Ruby Waage Townsend

About
The storybook/ Het sprookjesboek
I sit at home as I write this, surrounded by mess — the kind you make, and the kind made for you. Fluff and feathers barely conceal what’s seeping through the cracks. Anguish, dreams, sparkles. I adorn myself within it all.
I make mess. I am mess.
My practice lives inside this tension: being both inside and outside the scene, performer and witness. I exist inside my own theatre.
I grew up spellbound by Jim Henson’s Labyrinth — seduced by illusion, danger, and escape. That world gave me a language before I had the words. My painting practice grows from this terrain: fantasy, rupture, dress-up, and the moment when the mirage finally shatters.

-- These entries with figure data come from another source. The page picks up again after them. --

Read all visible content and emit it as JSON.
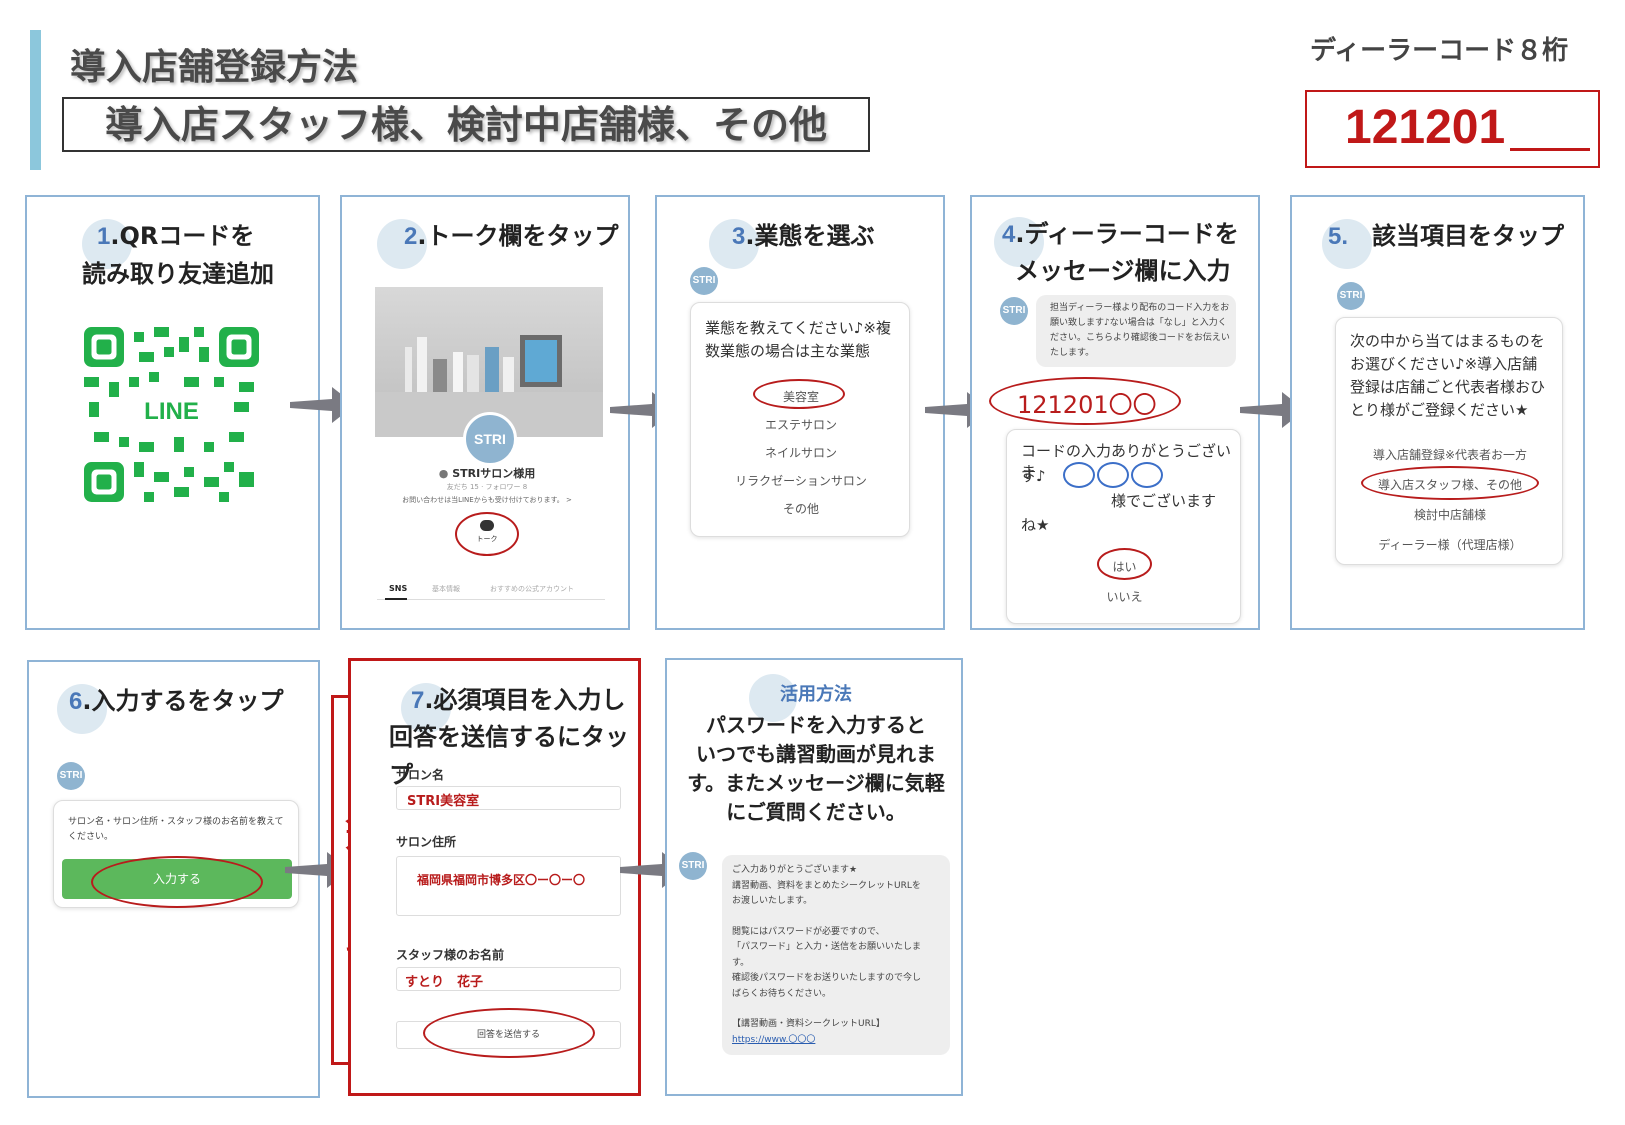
{
  "header": {
    "title": "導入店舗登録方法",
    "subtitle": "導入店スタッフ様、検討中店舗様、その他",
    "dealer_label": "ディーラーコード８桁",
    "dealer_code": "121201",
    "accent_color": "#c01818"
  },
  "steps": [
    {
      "num": "1",
      "title_l1": ".QRコードを",
      "title_l2": "読み取り友達追加",
      "qr_label": "LINE"
    },
    {
      "num": "2",
      "title_l1": ".トーク欄をタップ",
      "account_name": "STRIサロン様用",
      "account_meta": "友だち 15 · フォロワー 8",
      "account_note": "お問い合わせは当LINEからも受け付けております。 >",
      "stri_logo": "STRI",
      "talk_label": "トーク",
      "tabs": [
        "SNS",
        "基本情報",
        "おすすめの公式アカウント"
      ]
    },
    {
      "num": "3",
      "title_l1": ".業態を選ぶ",
      "avatar": "STRI",
      "prompt": "業態を教えてください♪※複数業態の場合は主な業態",
      "options": [
        "美容室",
        "エステサロン",
        "ネイルサロン",
        "リラクゼーションサロン",
        "その他"
      ]
    },
    {
      "num": "4",
      "title_l1": ".ディーラーコードを",
      "title_l2": "メッセージ欄に入力",
      "avatar": "STRI",
      "prompt": "担当ディーラー様より配布のコード入力をお願い致します♪ない場合は「なし」と入力ください。こちらより確認後コードをお伝えいたします。",
      "code_input": "121201〇〇",
      "reply_l1": "コードの入力ありがとうございま",
      "reply_l2": "す♪",
      "reply_l3": "様でございます",
      "reply_l4": "ね★",
      "yes": "はい",
      "no": "いいえ"
    },
    {
      "num": "5.",
      "title_l1": "該当項目をタップ",
      "avatar": "STRI",
      "prompt": "次の中から当てはまるものをお選びください♪※導入店舗登録は店舗ごと代表者様おひとり様がご登録ください★",
      "options": [
        "導入店舗登録※代表者お一方",
        "導入店スタッフ様、その他",
        "検討中店舗様",
        "ディーラー様（代理店様）"
      ]
    },
    {
      "num": "6",
      "title_l1": ".入力するをタップ",
      "avatar": "STRI",
      "prompt": "サロン名・サロン住所・スタッフ様のお名前を教えてください。",
      "button": "入力する"
    },
    {
      "num": "7",
      "title_l1": ".必須項目を入力し",
      "title_l2": "回答を送信するにタップ",
      "side_label": "入力フォーム",
      "fields": [
        {
          "label": "サロン名",
          "value": "STRI美容室"
        },
        {
          "label": "サロン住所",
          "value": "福岡県福岡市博多区〇ー〇ー〇"
        },
        {
          "label": "スタッフ様のお名前",
          "value": "すとり　花子"
        }
      ],
      "submit": "回答を送信する"
    },
    {
      "heading": "活用方法",
      "body_l1": "パスワードを入力すると",
      "body_l2": "いつでも講習動画が見れま",
      "body_l3": "す。またメッセージ欄に気軽",
      "body_l4": "にご質問ください。",
      "avatar": "STRI",
      "msg": [
        "ご入力ありがとうございます★",
        "講習動画、資料をまとめたシークレットURLを",
        "お渡しいたします。",
        "",
        "閲覧にはパスワードが必要ですので、",
        "「パスワード」と入力・送信をお願いいたしま",
        "す。",
        "確認後パスワードをお送りいたしますので今し",
        "ばらくお待ちください。",
        "",
        "【講習動画・資料シークレットURL】"
      ],
      "link": "https://www.〇〇〇"
    }
  ]
}
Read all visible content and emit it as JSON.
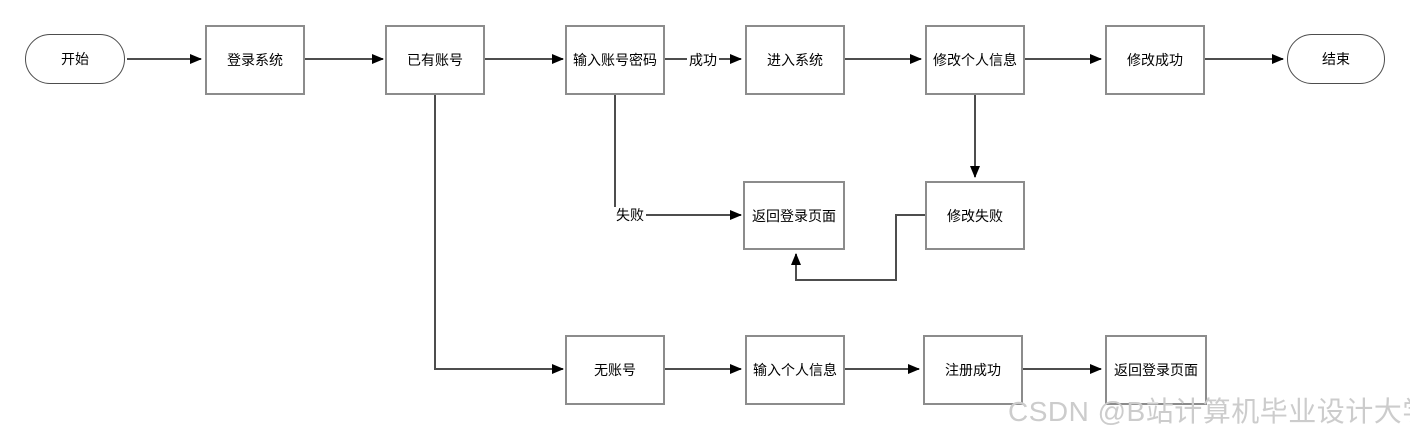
{
  "diagram": {
    "type": "flowchart",
    "nodes": {
      "start": {
        "label": "开始",
        "type": "terminal"
      },
      "login_system": {
        "label": "登录系统",
        "type": "process"
      },
      "has_account": {
        "label": "已有账号",
        "type": "process"
      },
      "enter_credentials": {
        "label": "输入账号密码",
        "type": "process"
      },
      "enter_system": {
        "label": "进入系统",
        "type": "process"
      },
      "edit_profile": {
        "label": "修改个人信息",
        "type": "process"
      },
      "edit_success": {
        "label": "修改成功",
        "type": "process"
      },
      "end": {
        "label": "结束",
        "type": "terminal"
      },
      "return_login_mid": {
        "label": "返回登录页面",
        "type": "process"
      },
      "edit_fail": {
        "label": "修改失败",
        "type": "process"
      },
      "no_account": {
        "label": "无账号",
        "type": "process"
      },
      "enter_personal_info": {
        "label": "输入个人信息",
        "type": "process"
      },
      "register_success": {
        "label": "注册成功",
        "type": "process"
      },
      "return_login_bottom": {
        "label": "返回登录页面",
        "type": "process"
      }
    },
    "edge_labels": {
      "success": "成功",
      "fail": "失败"
    },
    "edges": [
      {
        "from": "start",
        "to": "login_system"
      },
      {
        "from": "login_system",
        "to": "has_account"
      },
      {
        "from": "has_account",
        "to": "enter_credentials"
      },
      {
        "from": "enter_credentials",
        "to": "enter_system",
        "label": "成功"
      },
      {
        "from": "enter_system",
        "to": "edit_profile"
      },
      {
        "from": "edit_profile",
        "to": "edit_success"
      },
      {
        "from": "edit_success",
        "to": "end"
      },
      {
        "from": "enter_credentials",
        "to": "return_login_mid",
        "label": "失败"
      },
      {
        "from": "edit_profile",
        "to": "edit_fail"
      },
      {
        "from": "edit_fail",
        "to": "return_login_mid"
      },
      {
        "from": "has_account",
        "to": "no_account"
      },
      {
        "from": "no_account",
        "to": "enter_personal_info"
      },
      {
        "from": "enter_personal_info",
        "to": "register_success"
      },
      {
        "from": "register_success",
        "to": "return_login_bottom"
      }
    ],
    "colors": {
      "background": "#ffffff",
      "process_border": "#8c8c8c",
      "terminal_border": "#4d4d4d",
      "edge_line": "#4d4d4d",
      "arrowhead": "#000000",
      "text": "#000000",
      "watermark": "#cccccc"
    },
    "watermark": "CSDN @B站计算机毕业设计大学"
  }
}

I draw from lived experience as a survivor of abuse, using fairytales as tools for survival, subversion, and truth-telling. Once, I hid behind metaphor and language. Now, I’m interested in cracking the egg — exposing what’s been dressed up as safety. I reclaim fairytales through feminist and surrealist lenses, exploring moral ambiguity, power, and desire. If the wolf were obvious, we’d know to run.
My paintings operate like burlesque. They flirt with illusion, seduction, and exposure — red curtains, bright lights, the thrill of being seen, then vanishing backstage. Performance, costume, and the body become stages for rehearsing survival. I conceal and reveal. I play dress-up as both pleasure and strategy.
I’m drawn to the uncanny: flimsy constructions, cardboard façades, forgotten pleasure sites, glowing windows at night. Paint becomes illusion, surface, disguise. Truth, for me, lies in emotional accuracy — if something feels off, it probably is.
My work exists between sincerity and spectacle, fantasy and fracture. Through painting and performance, I explore how survival is learned through role-play — and how those roles can be undone.